Illustration par Alexia Laferté-Coutu

J’ai crié dans la paroisse

À l’essai sur l’air plastique des cadavres inconnus les tiges malodorantes et la purification de l’âme des marées noires inapaisables une preuve faite en un éclat de voix.

Des palmiers verts, comme des feux d’artifice rouges mais verts, des palmiers il y avait, sur la plage comme ailleurs sur les falaises, presque dans le ciel aussi, ce feuillage qui s’étirait autour des noix de coco, au sommet des troncs lissés par les vents salins et, sous l’ombre desdits, des bosquets en cactus brassés par des vents que notre nord ne hale jamais, et des rochers en mousse; il fallait voir tout ça, en plus des coraux qui n’en étaient pas mais qui écorchaient les pieds comme des vrais, et les oursins, herbage animal qui se hérisse, et les conques qui ressemblaient au vide de nos oreilles. Tout cela tel qu’énuméré, sur une grande affiche publicitaire à l’entrée de la paroisse où nous allions assister aux funérailles de Monsieur Pellan.

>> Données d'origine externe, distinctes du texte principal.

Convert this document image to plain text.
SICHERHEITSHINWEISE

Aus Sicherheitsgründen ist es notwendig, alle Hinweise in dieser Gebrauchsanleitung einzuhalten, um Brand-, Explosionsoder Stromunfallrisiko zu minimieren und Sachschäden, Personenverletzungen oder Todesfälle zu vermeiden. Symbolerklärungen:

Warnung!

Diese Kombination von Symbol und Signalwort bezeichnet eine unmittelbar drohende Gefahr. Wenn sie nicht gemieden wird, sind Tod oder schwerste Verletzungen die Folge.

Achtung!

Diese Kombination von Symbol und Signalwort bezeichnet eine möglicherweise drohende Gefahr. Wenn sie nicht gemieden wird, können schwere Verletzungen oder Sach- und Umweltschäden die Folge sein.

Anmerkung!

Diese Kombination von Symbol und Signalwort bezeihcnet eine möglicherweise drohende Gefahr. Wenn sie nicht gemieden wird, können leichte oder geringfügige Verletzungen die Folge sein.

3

Le cadavre était bien en vue dans son cercueil. Son visage sommeillait sous un air plastique, tout droit sorti de chez l’embaumeur. Pour éviter que des muscles retors se détraquent pendant la cérémonie du prêtre, on lui avait cousu les yeux, les lèvres, et tout ce qui pouvait s’ouvrir ou se raidir. Il était beau, Monsieur Pellan, dans son habit de velours. Les endeuillés passaient au cercueil quelques remarques, y critiquaient le travail de l’embaumeur, versaient presque une larme. On s’échangeait les mouchoirs, propres ou pas, dans les pleurs et la mucosité d’une messe liminaire qui nous rappelait les rhumes de l’hiver. On avait placé la dépouille sous des carreaux de fenêtre un peu gauchis par le jambage d’une cheminée, dans une grande salle lambrissée de panneaux blancs sur lesquels des vierges bleues avaient été peintes en traits fins, plus fins et plus adroits en tout cas que les doigts de ma mère quand elle déplumait les oeufs du poulailler, ramassait à la pelle les œufs cassés et nous les servait poêlés sur un lit de brindilles grillées comme sur du pain.

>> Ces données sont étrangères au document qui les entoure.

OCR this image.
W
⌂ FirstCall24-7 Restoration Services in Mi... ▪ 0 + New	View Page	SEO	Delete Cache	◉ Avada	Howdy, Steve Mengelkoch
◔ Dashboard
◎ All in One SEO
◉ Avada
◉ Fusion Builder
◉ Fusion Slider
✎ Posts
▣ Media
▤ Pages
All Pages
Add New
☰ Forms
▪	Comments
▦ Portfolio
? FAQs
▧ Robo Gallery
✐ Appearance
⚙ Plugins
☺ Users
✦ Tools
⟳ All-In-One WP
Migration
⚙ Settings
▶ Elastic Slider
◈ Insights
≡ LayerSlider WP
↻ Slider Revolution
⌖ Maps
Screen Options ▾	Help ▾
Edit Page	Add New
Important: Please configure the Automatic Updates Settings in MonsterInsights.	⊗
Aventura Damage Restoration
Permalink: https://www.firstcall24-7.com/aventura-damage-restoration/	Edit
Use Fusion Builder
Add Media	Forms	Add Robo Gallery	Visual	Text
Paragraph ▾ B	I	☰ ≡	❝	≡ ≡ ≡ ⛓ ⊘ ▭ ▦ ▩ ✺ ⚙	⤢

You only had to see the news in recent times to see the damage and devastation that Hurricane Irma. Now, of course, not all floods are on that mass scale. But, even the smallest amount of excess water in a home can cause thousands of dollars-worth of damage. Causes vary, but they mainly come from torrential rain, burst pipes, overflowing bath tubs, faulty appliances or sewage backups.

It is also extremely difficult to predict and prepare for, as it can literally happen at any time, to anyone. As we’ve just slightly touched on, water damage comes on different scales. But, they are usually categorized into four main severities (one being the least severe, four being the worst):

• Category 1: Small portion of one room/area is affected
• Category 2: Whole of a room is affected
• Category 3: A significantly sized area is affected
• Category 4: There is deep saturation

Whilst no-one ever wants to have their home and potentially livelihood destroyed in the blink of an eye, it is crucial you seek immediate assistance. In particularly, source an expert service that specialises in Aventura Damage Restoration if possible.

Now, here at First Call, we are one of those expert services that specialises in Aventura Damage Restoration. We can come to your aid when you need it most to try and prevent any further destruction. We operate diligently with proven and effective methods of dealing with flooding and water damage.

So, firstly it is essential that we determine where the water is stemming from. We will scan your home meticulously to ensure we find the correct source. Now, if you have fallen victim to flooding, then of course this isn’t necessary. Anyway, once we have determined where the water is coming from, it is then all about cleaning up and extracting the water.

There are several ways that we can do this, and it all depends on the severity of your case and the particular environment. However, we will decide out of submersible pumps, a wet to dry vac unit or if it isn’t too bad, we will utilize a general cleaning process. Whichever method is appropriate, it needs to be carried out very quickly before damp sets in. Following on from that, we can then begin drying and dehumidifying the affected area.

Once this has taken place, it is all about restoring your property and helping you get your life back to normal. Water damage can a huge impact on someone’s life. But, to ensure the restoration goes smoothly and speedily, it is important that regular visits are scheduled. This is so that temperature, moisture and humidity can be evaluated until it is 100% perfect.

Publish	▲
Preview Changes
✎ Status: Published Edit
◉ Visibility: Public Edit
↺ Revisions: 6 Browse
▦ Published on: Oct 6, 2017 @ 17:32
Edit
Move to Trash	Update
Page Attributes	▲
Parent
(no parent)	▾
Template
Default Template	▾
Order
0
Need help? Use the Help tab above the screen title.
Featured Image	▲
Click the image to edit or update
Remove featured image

Le cadavre était bien en vue dans son cercueil. Son visage sommeillait sous un air plastique, tout droit sorti de chez l’embaumeur.

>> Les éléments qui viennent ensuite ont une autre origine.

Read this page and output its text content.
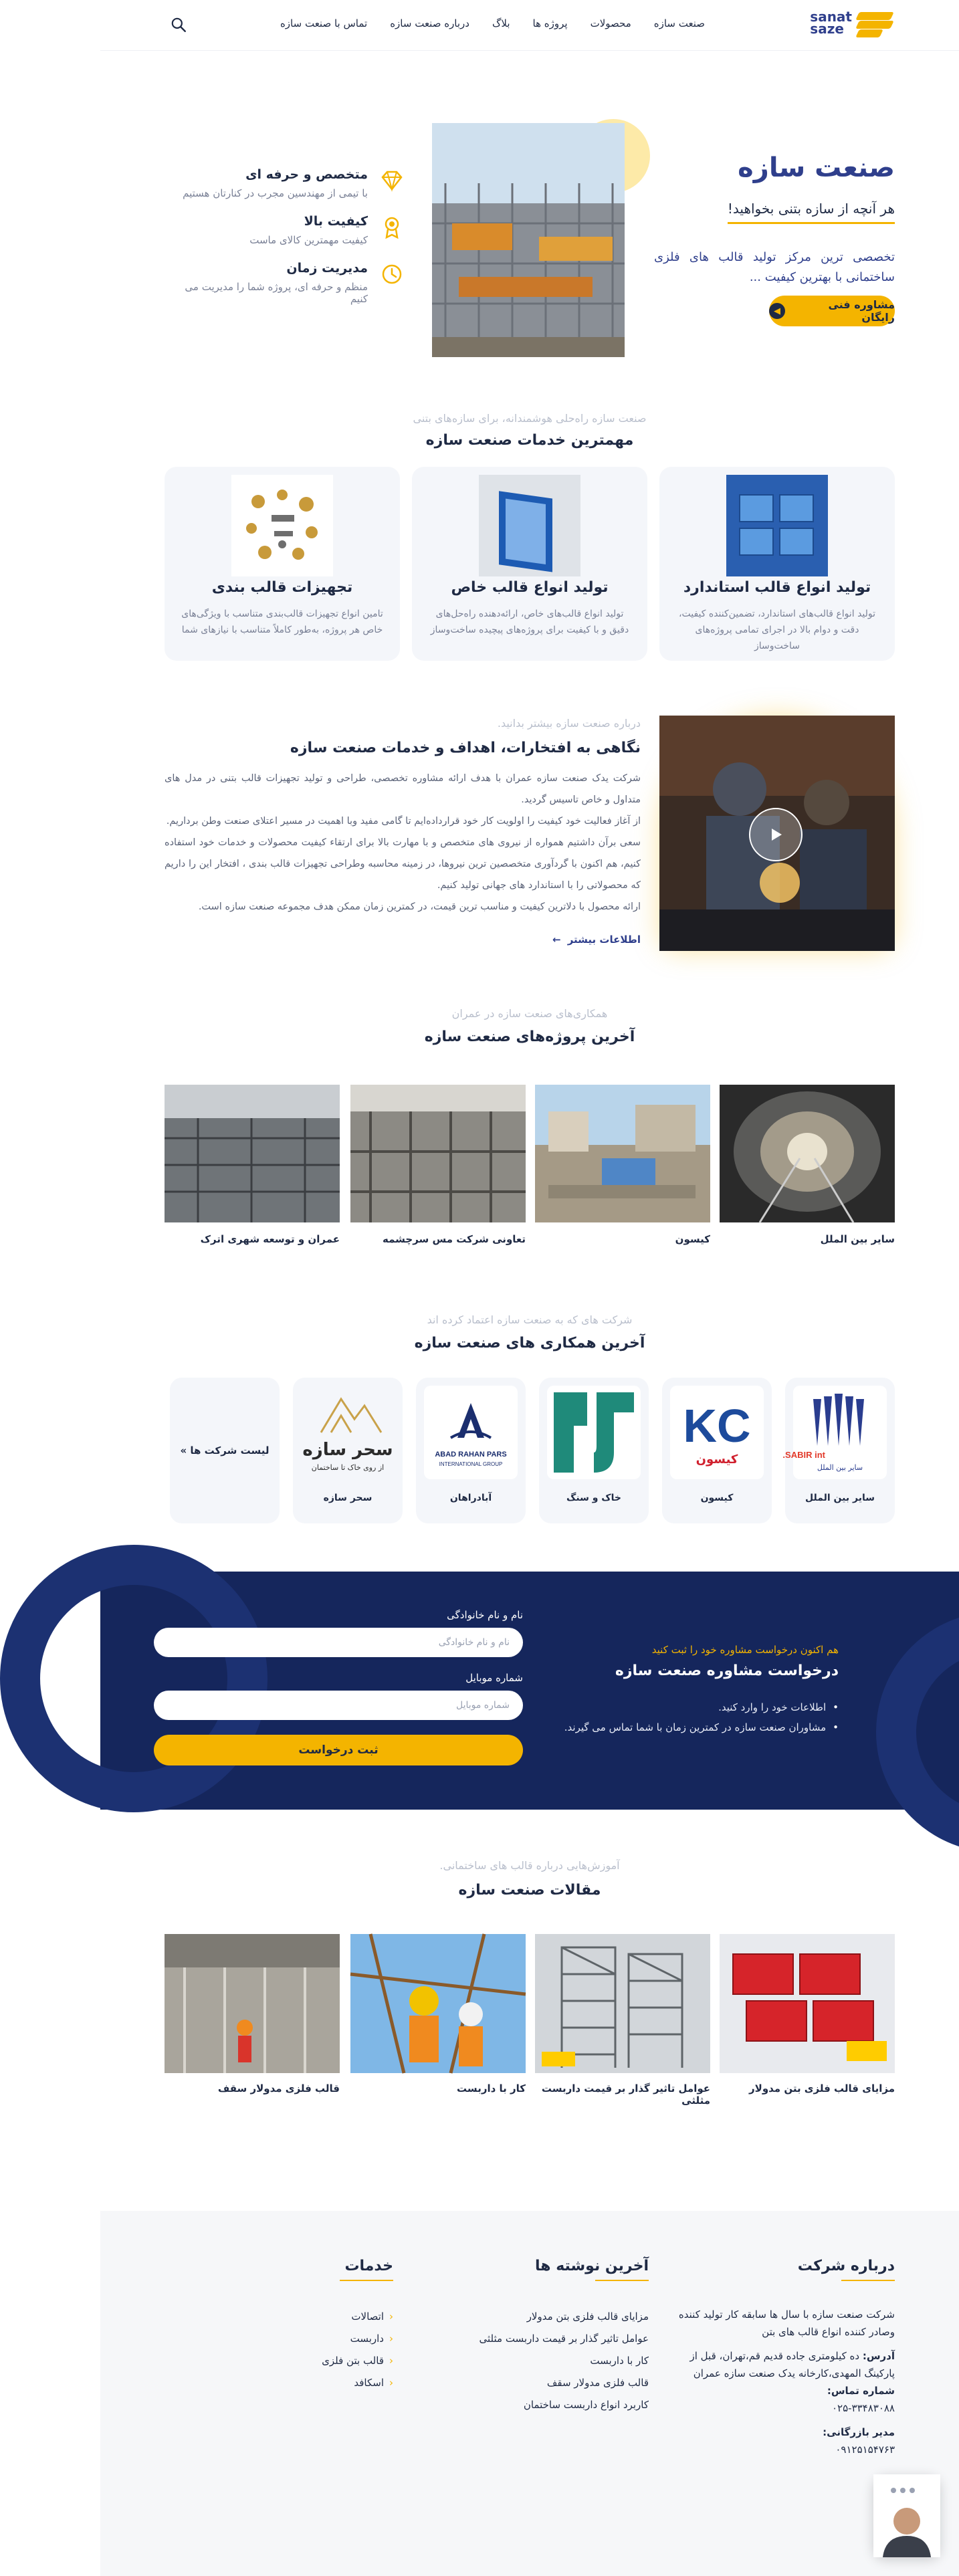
sanat
saze
صنعت سازه
محصولات
پروژه ها
بلاگ
درباره صنعت سازه
تماس با صنعت سازه
صنعت سازه
هر آنچه از سازه بتنی بخواهید!

تخصصی ترین مرکز تولید قالب های فلزی ساختمانی با بهترین کیفیت ...

مشاوره فنی رایگان
◀
متخصص و حرفه ای
با تیمی از مهندسین مجرب در کنارتان هستیم
کیفیت بالا
کیفیت مهمترین کالای ماست
مدیریت زمان
منظم و حرفه ای، پروژه شما را مدیریت می کنیم
صنعت سازه راه‌حلی هوشمندانه، برای سازه‌های بتنی
مهمترین خدمات صنعت سازه
تولید انواع قالب استاندارد
تولید انواع قالب‌های استاندارد، تضمین‌کننده کیفیت، دقت و دوام بالا در اجرای تمامی پروژه‌های ساخت‌وساز
تولید انواع قالب خاص
تولید انواع قالب‌های خاص، ارائه‌دهنده راه‌حل‌های دقیق و با کیفیت برای پروژه‌های پیچیده ساخت‌وساز
تجهیزات قالب بندی
تامین انواع تجهیزات قالب‌بندی متناسب با ویژگی‌های خاص هر پروژه، به‌طور کاملاً متناسب با نیازهای شما
درباره صنعت سازه بیشتر بدانید.
نگاهی به افتخارات، اهداف و خدمات صنعت سازه

شرکت یدک صنعت سازه عمران با هدف ارائه مشاوره تخصصی، طراحی و تولید تجهیزات قالب بتنی در مدل های متداول و خاص تاسیس گردید.

از آغاز فعالیت خود کیفیت را اولویت کار خود قرارداده‌ایم تا گامی مفید وبا اهمیت در مسیر اعتلای صنعت وطن برداریم.

سعی برآن داشتیم همواره از نیروی های متخصص و با مهارت بالا برای ارتقاء کیفیت محصولات و خدمات خود استفاده کنیم، هم اکنون با گردآوری متخصصین ترین نیروها، در زمینه محاسبه وطراحی تجهیزات قالب بندی ، افتخار این را داریم که محصولاتی را با استاندارد های جهانی تولید کنیم.

ارائه محصول با دلاترین کیفیت و مناسب ترین قیمت، در کمترین زمان ممکن هدف مجموعه صنعت سازه است.

اطلاعات بیشتر
←
همکاری‌های صنعت سازه در عمران
آخرین پروژه‌های صنعت سازه
سایر بین الملل
کیسون
تعاونی شرکت مس سرچشمه
عمران و توسعه شهری اترک
شرکت های که به صنعت سازه اعتماد کرده اند
آخرین همکاری های صنعت سازه
SABIR int.
سایر بین الملل
سایر بین الملل
KC
کیسون
کیسون
خاک و سنگ
ABAD RAHAN PARS
INTERNATIONAL GROUP
آبادراهان
سحر سازه
از روی خاک تا ساختمان
سحر سازه
لیست شرکت ها »
هم اکنون درخواست مشاوره خود را ثبت کنید
درخواست مشاوره صنعت سازه
• اطلاعات خود را وارد کنید.
• مشاوران صنعت سازه در کمترین زمان با شما تماس می گیرند.
نام و نام خانوادگی
نام و نام خانوادگی
شماره موبایل
شماره موبایل
ثبت درخواست
آموزش‌هایی درباره قالب های ساختمانی.
مقالات صنعت سازه
مزایای قالب فلزی بتن مدولار
عوامل تاثیر گذار بر قیمت داربست مثلثی
کار با داربست
قالب فلزی مدولار سقف
درباره شرکت

شرکت صنعت سازه با سال ها سابقه کار تولید کننده وصادر کننده انواع قالب های بتن

آدرس: ده کیلومتری جاده قدیم قم،تهران، قبل از پارکینگ المهدی،کارخانه یدک صنعت سازه عمران

شماره تماس:

۰۲۵-۳۳۴۸۳۰۸۸

مدیر بازرگانی:

۰۹۱۲۵۱۵۴۷۶۳

آخرین نوشته ها
مزایای قالب فلزی بتن مدولار
عوامل تاثیر گذار بر قیمت داربست مثلثی
کار با داربست
قالب فلزی مدولار سقف
کاربرد انواع داربست ساختمان
خدمات
‹ اتصالات
‹ داربست
‹ قالب بتن فلزی
‹ اسکافد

Attirés par les palmiers de l’affiche publicitaire, Liziane et moi étions entrés aux funérailles de Monsieur Pellan sans invitation. Il faut dire que dehors le froid avait commencé à nous jouer le moral bas. La chaleur de la paroisse avait été une solution à nos engelures, et puisque notre présence ne semblait pas déranger, j’ai supposé qu’il était en notre droit de nous incruster et d’assister aux obsèques de l’inconnu. Pas sans fierté que je le dis : sur ce coup-là, ma soeur et moi avons eu l’air normaux. Aucun officier n’a sonné d’alarme en nous voyant. Quand le directeur de la paroisse a exigé que nous nous assoyions sur un banc avant que débute la cérémonie à huis clos, j’ai presque cru qu’il nous comptait au nombre de ses invités. L’émotion m’a inondé, et l’air de mes poumons est monté à mes narines:

— Liziane! je chuchotais en me retenant de pouffer de rire. On va voir un vrai mort mourir!

La chaleur de la paroisse avait été une solution à nos engelures, et puisque notre présence ne semblait pas déranger, j’ai supposé qu’il était en notre droit de nous incruster et d’assister aux obsèques de l’inconnu.

Ma soeur ne riait pas. Liziane n’aime pas la mort. Il faut dire que, à la maison, on ne voyait jamais de morts. On les cachait au trou. Dans la cour. Ma mère s’occupait elle-même de libérer leur âme en récitant des poèmes, et jamais on ne pouvait entendre la musique du trépas, jamais on ne pouvait en voir le corps. Nos yeux n’en avaient que pour les feux d’artifice que mon père allumait, à la mémoire de nos ancêtres au trou, en pétarade au-dessus du jardin une fois la nuit tombée. Le trou, plus profond qu’un puits, s’annonçait en surface par un cercle de pierres en saillie, un monticule sur lequel il m’arrivait souvent de monter pour cracher ou en faire mes chiottes. Ça me faisait rigoler, de me faire vengeance sur mes ancêtres desquels je tenais ma vie en faute.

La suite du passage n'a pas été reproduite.